Les Forces de soutien rapide s'emparent d'El-Fasher, dernier bastion militaire au Darfour
Les Forces de soutien rapide (RSF), le puissant groupe paramilitaire au Soudan, ont annoncé la prise du quartier général de l'armée soudanaise dans la ville stratégique d'El-Fasher. Cet événement marque potentiellement un tournant décisif dans la guerre civile qui dure depuis près de deux ans. El-Fasher représente la dernière forteresse majeure de l'armée gouvernementale soudanaise dans la région riche en ressources du Darfour, assiégée depuis plus d'un an.
Catastrophe humanitaire imminente
Les organisations humanitaires avertissent que la prise d'El-Fasher pourrait entraîner un bain de sang. 'Si El-Fasher tombe, les RSF pourraient achever le génocide commencé par les Janjawid en procédant au nettoyage ethnique de ceux qu'ils n'ont pas encore chassés ou tués,' a déclaré Nathaniel Raymond, chercheur en droits de l'homme à l'ONU, dans une déclaration aux Nations Unies l'année dernière.
Les inquiétudes sont fondées. En avril 2025, les combattants des RSF auraient tué plus de 1500 civils lors de leur prise du camp de réfugiés de Zamzam au sud d'El-Fasher, selon des rapports. Les civils ayant pu quitter la ville ces dernières semaines décrivent comment les combattants des RSF se livrent à des pillages systématiques, des viols et des meurtres.

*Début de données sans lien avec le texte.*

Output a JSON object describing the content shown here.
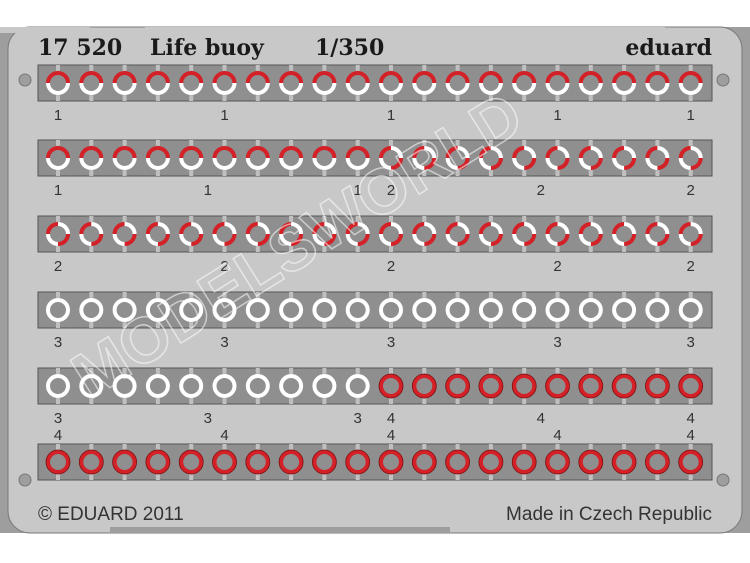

Importance stratégique du Darfour
La lutte pour le Darfour dépasse la simple question territoriale. La région se trouve à la frontière avec le Tchad, offrant un accès facile pour les livraisons d'armes, et contient des mines d'or précieuses qui sont devenues une source de financement majeure pour les RSF. Selon les enquêtes de Global Witness, le commandant des RSF Mohamed Hamdan Dagalo (Hemedti) a utilisé ses troupes pour prendre le contrôle des mines d'or au Darfour, faisant de lui l'un des hommes les plus riches du Soudan.
'Les RSF et leurs partenaires commerciaux contrôlent une grande partie de l'industrie aurifère et l'utilisent probablement pour financer leurs opérations,' indiquait un rapport de Global Witness de 2019 toujours pertinent aujourd'hui.

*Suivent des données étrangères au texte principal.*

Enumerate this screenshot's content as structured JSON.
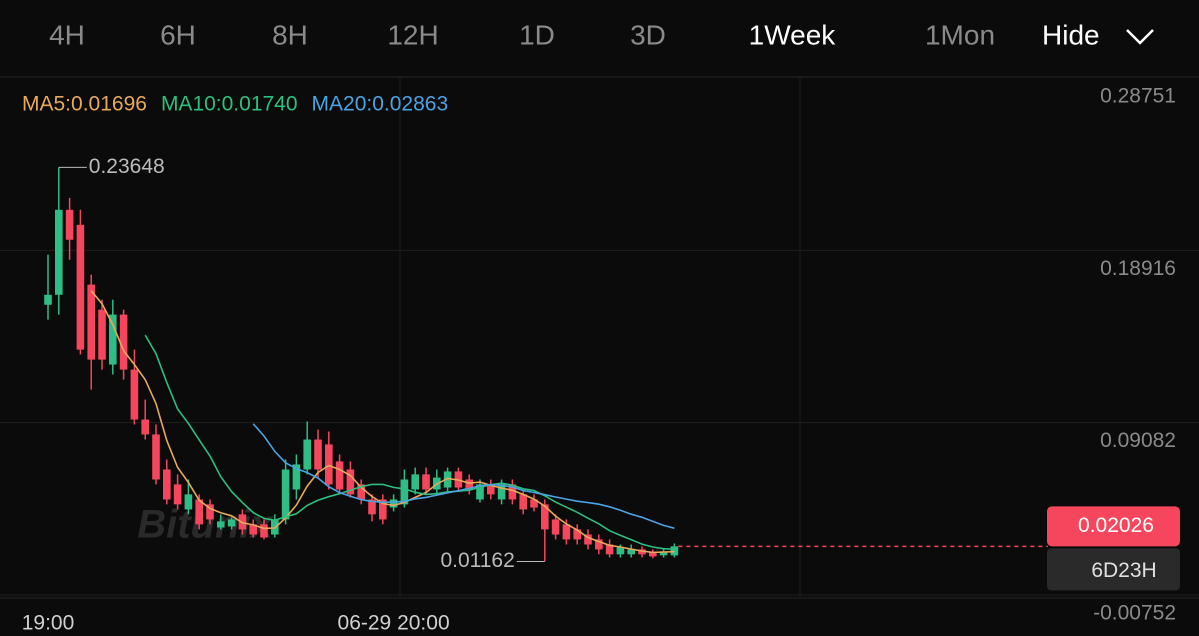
{
  "tabs": [
    {
      "label": "4H"
    },
    {
      "label": "6H"
    },
    {
      "label": "8H"
    },
    {
      "label": "12H"
    },
    {
      "label": "1D"
    },
    {
      "label": "3D"
    },
    {
      "label": "1Week",
      "active": true
    },
    {
      "label": "1Mon"
    }
  ],
  "hide_button": "Hide",
  "watermark": "Bitunix",
  "chart_data": {
    "type": "candlestick",
    "up_color": "#2ebd85",
    "down_color": "#f6465d",
    "categories": [
      "19:00",
      null,
      null,
      null,
      null,
      null,
      null,
      null,
      null,
      null,
      null,
      null,
      null,
      null,
      null,
      null,
      null,
      null,
      null,
      null,
      null,
      null,
      null,
      null,
      null,
      null,
      null,
      null,
      null,
      null,
      null,
      null,
      "06-29 20:00",
      null,
      null,
      null,
      null,
      null,
      null,
      null,
      null,
      null,
      null,
      null,
      null,
      null,
      null,
      null,
      null,
      null,
      null,
      null,
      null,
      null,
      null,
      null,
      null,
      null,
      null
    ],
    "open": [
      0.1581,
      0.1638,
      0.2123,
      0.2037,
      0.1696,
      0.1553,
      0.124,
      0.1525,
      0.1211,
      0.0926,
      0.0841,
      0.0641,
      0.0556,
      0.0413,
      0.047,
      0.0442,
      0.031,
      0.0316,
      0.0385,
      0.0328,
      0.0328,
      0.027,
      0.0356,
      0.0527,
      0.0641,
      0.0812,
      0.0784,
      0.0687,
      0.0641,
      0.0556,
      0.047,
      0.047,
      0.0424,
      0.0442,
      0.0527,
      0.0613,
      0.0527,
      0.0538,
      0.063,
      0.0584,
      0.047,
      0.0556,
      0.047,
      0.0556,
      0.0499,
      0.047,
      0.0442,
      0.0356,
      0.0328,
      0.0299,
      0.027,
      0.0242,
      0.0213,
      0.0157,
      0.0157,
      0.0185,
      0.0168,
      0.0151,
      0.0151
    ],
    "high": [
      0.1867,
      0.23648,
      0.2191,
      0.2123,
      0.1753,
      0.161,
      0.161,
      0.1553,
      0.1325,
      0.104,
      0.0898,
      0.0698,
      0.0613,
      0.0584,
      0.0499,
      0.047,
      0.0385,
      0.0367,
      0.0413,
      0.0356,
      0.0356,
      0.0385,
      0.0698,
      0.0727,
      0.0915,
      0.0869,
      0.0858,
      0.0727,
      0.0687,
      0.0584,
      0.0499,
      0.0499,
      0.0499,
      0.0641,
      0.0652,
      0.0652,
      0.0641,
      0.0652,
      0.0652,
      0.0613,
      0.0584,
      0.0584,
      0.0584,
      0.0584,
      0.0516,
      0.0499,
      0.047,
      0.0385,
      0.0356,
      0.0328,
      0.0299,
      0.027,
      0.0242,
      0.0213,
      0.0213,
      0.0202,
      0.0185,
      0.0185,
      0.0219
    ],
    "low": [
      0.1496,
      0.1525,
      0.1838,
      0.1297,
      0.1097,
      0.1211,
      0.1183,
      0.1154,
      0.0898,
      0.0812,
      0.0556,
      0.0442,
      0.0413,
      0.0385,
      0.0299,
      0.0328,
      0.0299,
      0.0299,
      0.027,
      0.0253,
      0.0242,
      0.0253,
      0.0328,
      0.047,
      0.0613,
      0.0595,
      0.0527,
      0.0499,
      0.0481,
      0.0442,
      0.0345,
      0.0328,
      0.0402,
      0.0424,
      0.0499,
      0.0499,
      0.0504,
      0.0516,
      0.0516,
      0.0499,
      0.0453,
      0.047,
      0.0442,
      0.0442,
      0.0385,
      0.0402,
      0.01162,
      0.0242,
      0.0213,
      0.0213,
      0.0185,
      0.0157,
      0.0139,
      0.0139,
      0.0139,
      0.0139,
      0.0134,
      0.0139,
      0.0139
    ],
    "close": [
      0.1638,
      0.2123,
      0.1952,
      0.1325,
      0.1268,
      0.1268,
      0.1525,
      0.1211,
      0.0926,
      0.0841,
      0.0584,
      0.047,
      0.0442,
      0.0499,
      0.0328,
      0.0356,
      0.0345,
      0.0356,
      0.0299,
      0.027,
      0.0253,
      0.0356,
      0.0641,
      0.067,
      0.0812,
      0.0641,
      0.0556,
      0.0527,
      0.0499,
      0.047,
      0.0385,
      0.0356,
      0.047,
      0.0584,
      0.0613,
      0.0527,
      0.0595,
      0.063,
      0.0538,
      0.0527,
      0.0556,
      0.0499,
      0.0556,
      0.047,
      0.0413,
      0.0424,
      0.0299,
      0.027,
      0.0242,
      0.0242,
      0.0213,
      0.0185,
      0.0157,
      0.0196,
      0.0185,
      0.0157,
      0.0145,
      0.0168,
      0.02026
    ],
    "ma": [
      {
        "name": "MA5:0.01696",
        "color": "#e8a95b",
        "values": [
          null,
          null,
          null,
          null,
          0.1661,
          0.1587,
          0.1468,
          0.1319,
          0.124,
          0.1154,
          0.1017,
          0.0806,
          0.0653,
          0.0567,
          0.0465,
          0.0419,
          0.0394,
          0.0377,
          0.0337,
          0.0325,
          0.0305,
          0.0307,
          0.0364,
          0.0438,
          0.0546,
          0.0624,
          0.0664,
          0.0641,
          0.0607,
          0.0539,
          0.0487,
          0.0447,
          0.0436,
          0.0453,
          0.0482,
          0.051,
          0.0558,
          0.059,
          0.0581,
          0.0563,
          0.0569,
          0.055,
          0.0535,
          0.0522,
          0.0499,
          0.0472,
          0.0432,
          0.0375,
          0.033,
          0.0295,
          0.0253,
          0.023,
          0.0208,
          0.0199,
          0.0187,
          0.0176,
          0.0168,
          0.017,
          0.0172
        ]
      },
      {
        "name": "MA10:0.01740",
        "color": "#2cbf7f",
        "values": [
          null,
          null,
          null,
          null,
          null,
          null,
          null,
          null,
          null,
          0.1408,
          0.1302,
          0.1137,
          0.0986,
          0.0904,
          0.081,
          0.0718,
          0.06,
          0.0515,
          0.0452,
          0.0395,
          0.0362,
          0.0351,
          0.0371,
          0.0388,
          0.0436,
          0.0465,
          0.0486,
          0.0503,
          0.0523,
          0.0543,
          0.0556,
          0.0556,
          0.0539,
          0.053,
          0.0511,
          0.0499,
          0.0503,
          0.0513,
          0.0517,
          0.0523,
          0.054,
          0.0554,
          0.0563,
          0.0552,
          0.0531,
          0.0521,
          0.0491,
          0.0455,
          0.0426,
          0.0397,
          0.0363,
          0.0331,
          0.0292,
          0.0265,
          0.0241,
          0.0215,
          0.0199,
          0.0189,
          0.0186
        ]
      },
      {
        "name": "MA20:0.02863",
        "color": "#4ba3e3",
        "values": [
          null,
          null,
          null,
          null,
          null,
          null,
          null,
          null,
          null,
          null,
          null,
          null,
          null,
          null,
          null,
          null,
          null,
          null,
          null,
          0.0902,
          0.0832,
          0.0744,
          0.0679,
          0.0646,
          0.0623,
          0.0592,
          0.0543,
          0.0509,
          0.0488,
          0.0469,
          0.0459,
          0.0454,
          0.0455,
          0.0459,
          0.0474,
          0.0482,
          0.0495,
          0.0508,
          0.052,
          0.0533,
          0.0548,
          0.0555,
          0.0551,
          0.0541,
          0.0521,
          0.051,
          0.0497,
          0.0484,
          0.0472,
          0.046,
          0.0452,
          0.0443,
          0.0428,
          0.0409,
          0.0386,
          0.0368,
          0.0345,
          0.0322,
          0.0306
        ]
      }
    ],
    "ylim": [
      -0.00752,
      0.28751
    ],
    "yticks": [
      0.28751,
      0.18916,
      0.09082,
      -0.00752
    ],
    "grid": true,
    "max_label": 0.23648,
    "min_label": 0.01162,
    "last_price": 0.02026,
    "countdown": "6D23H"
  }
}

Dimensions internationales
Le conflit s'étend bien au-delà des frontières du Soudan. 'Ce n'est pas un conflit local et de nombreux intérêts internationaux sont en jeu, particulièrement au Darfour,' a expliqué Elles van Gelder, correspondant pour l'Afrique, depuis Port-Soudan. 'Les Émirats arabes unis soutiennent les RSF avec des armes, des drones armés et même des mercenaires. En échange, ils reçoivent de l'or.'
Les États-Unis ont officiellement qualifié les actions des RSF au Darfour de génocide, tandis que les organisations de défense des droits de l'homme ont documenté des crimes contre l'humanité généralisés, notamment des massacres ethniques, l'incendie de villages et des viols systématiques.

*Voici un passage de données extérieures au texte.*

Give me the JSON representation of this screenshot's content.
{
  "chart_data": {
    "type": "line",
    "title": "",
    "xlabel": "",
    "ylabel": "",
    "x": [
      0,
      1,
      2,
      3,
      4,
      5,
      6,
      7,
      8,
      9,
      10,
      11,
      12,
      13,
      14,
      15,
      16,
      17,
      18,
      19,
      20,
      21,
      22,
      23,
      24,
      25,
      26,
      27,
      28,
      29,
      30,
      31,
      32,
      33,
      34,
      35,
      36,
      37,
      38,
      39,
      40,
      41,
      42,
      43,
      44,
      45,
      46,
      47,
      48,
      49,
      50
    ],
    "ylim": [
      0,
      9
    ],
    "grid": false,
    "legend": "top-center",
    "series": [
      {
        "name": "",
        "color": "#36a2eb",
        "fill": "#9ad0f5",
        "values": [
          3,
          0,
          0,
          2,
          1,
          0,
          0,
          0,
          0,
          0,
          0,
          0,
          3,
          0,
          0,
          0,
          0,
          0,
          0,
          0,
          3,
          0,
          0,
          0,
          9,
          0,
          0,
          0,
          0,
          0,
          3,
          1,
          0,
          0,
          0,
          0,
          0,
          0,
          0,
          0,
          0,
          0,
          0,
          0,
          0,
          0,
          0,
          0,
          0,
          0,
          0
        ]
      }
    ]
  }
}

Crise humanitaire qui s'aggrave
La situation à El-Fasher se détériore depuis des mois. Les images satellites montrent que les RSF ont construit des murs de terre autour de la ville, empêchant presque totalement la nourriture et les fournitures médicales d'atteindre la population assiégée. 'Les gens meurent de faim et de maladies et il n'y a presque pas d'aide médicale,' a rapporté van Gelder.
Les Nations Unies et les organisations humanitaires ont décrit la crise au Soudan comme la plus grande urgence humanitaire au monde. Environ 14 millions de Soudanais sont déplacés, avec des dizaines de milliers de morts depuis le début du conflit en avril 2023. L'UNICEF a averti que des milliers d'enfants malnutris dans la ville assiégée risquent la mort.
Dimensions ethniques
Le conflit présente de profondes divisions ethniques. Les combattants des RSF sont majoritairement d'origine arabe, tandis que les habitants et réfugiés du Darfour sont principalement des Soudanais d'origine africaine. Cette dimension ethnique a conduit à ce que de nombreux observateurs décrivent comme des opérations systématiques de nettoyage ethnique dans toute la région.
Alors que la bataille pour El-Fasher atteint son paroxysme, la communauté internationale observe avec une inquiétude croissante le déroulement potentiel d'une nouvelle catastrophe humanitaire majeure dans la région problématique du Darfour au Soudan.